There are two strengths of CI reports: Firstly, they are centralized, so there's no need for the team members to set up any configuration or plugins. Secondly, they can track metrics historically, so you can see from day to day whether the number of violations are decreasing or increasing.
Historical data is a good substitute for the zero-warning policy. You may have 1000 violations in your code-base, but the key is to discover when new ones are introduced, and catch the violating developer in the act of producing bad code.
It is also interesting to track metrics over time to see whether coding practices have any effect on the quality of the code. Did introducing pair-programming/commit-mails/TDD lead to fewer violations? Now you have proof.
Which reporting tools?
I like to divide into a families of metrics:
- Test coverage: Crap4J, Clover (commercial), Cobertura and Emma. These tools also usually include some notion of complexity (execution paths), as coverage is a product of complexity.
- Code style: CheckStyle, PMD
- Duplication: Simian (commercial), PMD
- Static code analysis: FindBugs, JavaNCSS, JDepend, Complexian
Which IDE?
Both Eclipse and IDEA have a good number of built-in warning policies, and most of the tools above come as plugins for both.
Ant or Maven?
Most of the tools above come as either Maven-reports or Ant tasks. Even though I'm a big Maven fan, I found it to be quite easy to set up all the tools with Ant. The Panopticode project, which aims to provide a number of metrics into one easy setup helped me a lot with finding the way to structure this into our existing Ant project. If you've got a Maven project, introducing a report should be as easy as five lines of XML in your pom.xml.
Run it nightly
Finally, I found it best to not run these metrics after every commit. They take too long, and nobody inspects the changes in number of warnings from build to build. Instead, we run metrics nightly, so every morning we can see that there are X more/fewer violations in the code base. I'm really happy with how well it ended up working, and I hope this lends some inspiration for you to try the same.
Happy measuring!
Thanks for a nice post Thomas!
ReplyDeleteZero warning policy on the CI for a already legacy system might be as you say not a positive thing. It will probably demotivate people rather than inspire them.
I would check the metrics and take it up with a team member one on one during a lunch or some other time that you can catch a developer alone. I would ask that person for help with the problem. Maybe this person will find some way of helping you without you bringing it up for everyone. Maybe you could ask more than one person as well? Have another coffee later that day with another person?
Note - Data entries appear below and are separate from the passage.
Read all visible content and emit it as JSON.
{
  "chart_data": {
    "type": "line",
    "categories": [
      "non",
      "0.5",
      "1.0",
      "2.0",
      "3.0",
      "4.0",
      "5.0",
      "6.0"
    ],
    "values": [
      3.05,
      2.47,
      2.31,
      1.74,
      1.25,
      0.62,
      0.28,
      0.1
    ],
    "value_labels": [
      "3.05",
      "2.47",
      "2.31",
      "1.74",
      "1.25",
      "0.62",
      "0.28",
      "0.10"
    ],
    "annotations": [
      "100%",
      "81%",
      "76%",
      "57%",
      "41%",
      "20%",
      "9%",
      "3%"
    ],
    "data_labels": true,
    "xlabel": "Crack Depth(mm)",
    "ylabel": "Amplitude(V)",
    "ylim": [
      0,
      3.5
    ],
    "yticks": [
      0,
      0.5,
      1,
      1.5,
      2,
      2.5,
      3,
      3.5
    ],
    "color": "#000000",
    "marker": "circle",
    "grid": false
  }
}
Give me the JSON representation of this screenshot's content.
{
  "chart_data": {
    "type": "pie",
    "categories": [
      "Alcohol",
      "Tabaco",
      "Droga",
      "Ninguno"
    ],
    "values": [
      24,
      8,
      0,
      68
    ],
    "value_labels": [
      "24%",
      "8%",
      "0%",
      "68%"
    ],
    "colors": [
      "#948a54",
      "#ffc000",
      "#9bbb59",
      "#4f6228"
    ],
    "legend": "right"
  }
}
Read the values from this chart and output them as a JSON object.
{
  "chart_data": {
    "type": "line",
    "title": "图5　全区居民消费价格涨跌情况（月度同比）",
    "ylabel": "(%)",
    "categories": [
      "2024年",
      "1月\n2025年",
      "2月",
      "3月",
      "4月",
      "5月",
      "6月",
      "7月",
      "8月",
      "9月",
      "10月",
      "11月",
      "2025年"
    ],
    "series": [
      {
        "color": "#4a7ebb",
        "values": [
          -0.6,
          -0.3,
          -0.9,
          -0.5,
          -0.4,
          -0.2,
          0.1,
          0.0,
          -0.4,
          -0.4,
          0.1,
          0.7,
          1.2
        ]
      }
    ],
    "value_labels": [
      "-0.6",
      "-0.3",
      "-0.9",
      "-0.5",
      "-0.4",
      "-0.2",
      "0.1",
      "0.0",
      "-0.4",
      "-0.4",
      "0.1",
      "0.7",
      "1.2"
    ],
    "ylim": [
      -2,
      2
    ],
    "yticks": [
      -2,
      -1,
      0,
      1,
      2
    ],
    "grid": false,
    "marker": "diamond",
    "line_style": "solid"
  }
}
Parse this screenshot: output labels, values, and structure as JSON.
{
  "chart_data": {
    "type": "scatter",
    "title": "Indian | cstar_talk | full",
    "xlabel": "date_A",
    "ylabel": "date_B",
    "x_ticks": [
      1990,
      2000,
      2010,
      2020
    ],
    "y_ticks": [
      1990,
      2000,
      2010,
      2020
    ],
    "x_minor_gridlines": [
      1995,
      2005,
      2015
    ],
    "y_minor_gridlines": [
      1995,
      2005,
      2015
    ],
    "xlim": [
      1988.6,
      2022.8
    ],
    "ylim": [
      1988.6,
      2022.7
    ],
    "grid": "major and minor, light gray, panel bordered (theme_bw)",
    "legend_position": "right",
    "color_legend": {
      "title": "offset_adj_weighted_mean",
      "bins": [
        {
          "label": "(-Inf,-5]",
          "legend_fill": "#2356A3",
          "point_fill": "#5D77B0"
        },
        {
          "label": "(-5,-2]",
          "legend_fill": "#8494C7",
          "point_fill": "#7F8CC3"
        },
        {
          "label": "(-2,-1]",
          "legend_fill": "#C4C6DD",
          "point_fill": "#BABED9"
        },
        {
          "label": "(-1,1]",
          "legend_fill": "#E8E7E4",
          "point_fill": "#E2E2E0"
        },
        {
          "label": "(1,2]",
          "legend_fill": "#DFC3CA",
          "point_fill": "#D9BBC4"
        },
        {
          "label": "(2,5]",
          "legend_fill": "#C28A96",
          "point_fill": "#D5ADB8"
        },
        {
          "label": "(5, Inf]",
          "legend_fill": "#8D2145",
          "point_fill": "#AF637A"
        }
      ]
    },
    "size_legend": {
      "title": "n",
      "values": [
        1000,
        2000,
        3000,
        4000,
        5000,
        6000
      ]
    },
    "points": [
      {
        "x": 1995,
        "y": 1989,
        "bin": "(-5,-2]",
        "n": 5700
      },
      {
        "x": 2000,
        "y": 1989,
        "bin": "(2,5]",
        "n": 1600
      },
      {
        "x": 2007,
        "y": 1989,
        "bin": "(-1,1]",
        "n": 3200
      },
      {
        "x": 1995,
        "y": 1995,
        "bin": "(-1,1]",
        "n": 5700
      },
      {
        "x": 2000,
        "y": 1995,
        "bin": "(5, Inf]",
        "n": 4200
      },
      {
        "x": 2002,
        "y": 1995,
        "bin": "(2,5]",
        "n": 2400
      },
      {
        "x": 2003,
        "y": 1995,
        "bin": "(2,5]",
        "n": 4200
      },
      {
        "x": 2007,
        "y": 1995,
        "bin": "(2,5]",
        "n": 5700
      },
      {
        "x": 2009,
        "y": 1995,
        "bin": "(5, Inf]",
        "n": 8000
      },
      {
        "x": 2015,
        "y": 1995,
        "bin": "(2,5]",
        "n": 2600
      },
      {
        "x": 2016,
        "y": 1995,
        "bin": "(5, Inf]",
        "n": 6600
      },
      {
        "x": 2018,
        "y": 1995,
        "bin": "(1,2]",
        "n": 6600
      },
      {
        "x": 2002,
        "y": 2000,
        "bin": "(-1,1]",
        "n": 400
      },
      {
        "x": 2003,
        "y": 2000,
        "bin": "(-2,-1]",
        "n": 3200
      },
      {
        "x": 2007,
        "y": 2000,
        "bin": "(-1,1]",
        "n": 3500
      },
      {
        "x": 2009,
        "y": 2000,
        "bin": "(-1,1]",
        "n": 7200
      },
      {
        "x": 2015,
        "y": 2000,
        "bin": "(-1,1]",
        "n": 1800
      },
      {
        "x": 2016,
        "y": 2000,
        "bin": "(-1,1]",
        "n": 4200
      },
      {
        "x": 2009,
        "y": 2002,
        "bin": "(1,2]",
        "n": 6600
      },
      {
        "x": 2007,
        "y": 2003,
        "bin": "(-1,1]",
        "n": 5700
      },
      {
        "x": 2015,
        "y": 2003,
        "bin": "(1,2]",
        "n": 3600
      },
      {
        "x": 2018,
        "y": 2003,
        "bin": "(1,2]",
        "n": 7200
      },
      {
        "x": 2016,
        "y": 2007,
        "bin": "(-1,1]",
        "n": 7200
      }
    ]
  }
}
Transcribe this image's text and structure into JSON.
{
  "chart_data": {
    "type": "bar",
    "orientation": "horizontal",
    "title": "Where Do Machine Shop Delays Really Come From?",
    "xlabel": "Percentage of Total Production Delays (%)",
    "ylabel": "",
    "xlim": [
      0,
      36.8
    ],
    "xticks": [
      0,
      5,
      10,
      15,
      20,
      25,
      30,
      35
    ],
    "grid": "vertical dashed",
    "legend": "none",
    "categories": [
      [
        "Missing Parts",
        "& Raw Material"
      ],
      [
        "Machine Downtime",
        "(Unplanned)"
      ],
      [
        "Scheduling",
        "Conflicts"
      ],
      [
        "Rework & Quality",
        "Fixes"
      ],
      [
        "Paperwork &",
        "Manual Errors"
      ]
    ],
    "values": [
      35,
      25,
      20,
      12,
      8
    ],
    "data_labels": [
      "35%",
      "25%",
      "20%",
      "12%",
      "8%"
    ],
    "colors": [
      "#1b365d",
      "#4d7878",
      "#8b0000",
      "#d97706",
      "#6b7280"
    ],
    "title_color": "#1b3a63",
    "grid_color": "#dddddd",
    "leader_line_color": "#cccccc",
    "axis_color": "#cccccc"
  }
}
Have a goal is also important. Why is it being measured? What do we achieve by having a zero-warning policy? And are we measuring what we gain by it?
Thanks again for a nice post :)
Thommy
Thanks for the comment, Thommy.
ReplyDeleteI don't think ZWP is particularly demotivating or the opposite. It's more of a focus thing. If you mandate ZWP, you tell the team we're gonna have a strict no-new-warnings policy, and then introduce new warnings one by one. ZWP means turning off *most* of the warnings in the system so you get down to zero. It's easy and clean, but then again you shut your eyes to all the warnings that are not enabled (until you one day enable them again, but that will take a while).
We haven't defined any goals around the metrics yet, except for (a) we want higher test coverage, and (b) we want to avoid FindBugs bugs. These are just general advice, not hard goals.
I realize that static code analysis is a bit dangerous. It's a very one-dimensional way to criticize code, and I think if you have a problem with high avg. complexity per method, for instance, you're not gonna get anywhere by bitching about the high complexity per method number. You're better off realizing that perhaps there is a problem here, that people don't dare to extract method and do more object-oriented code.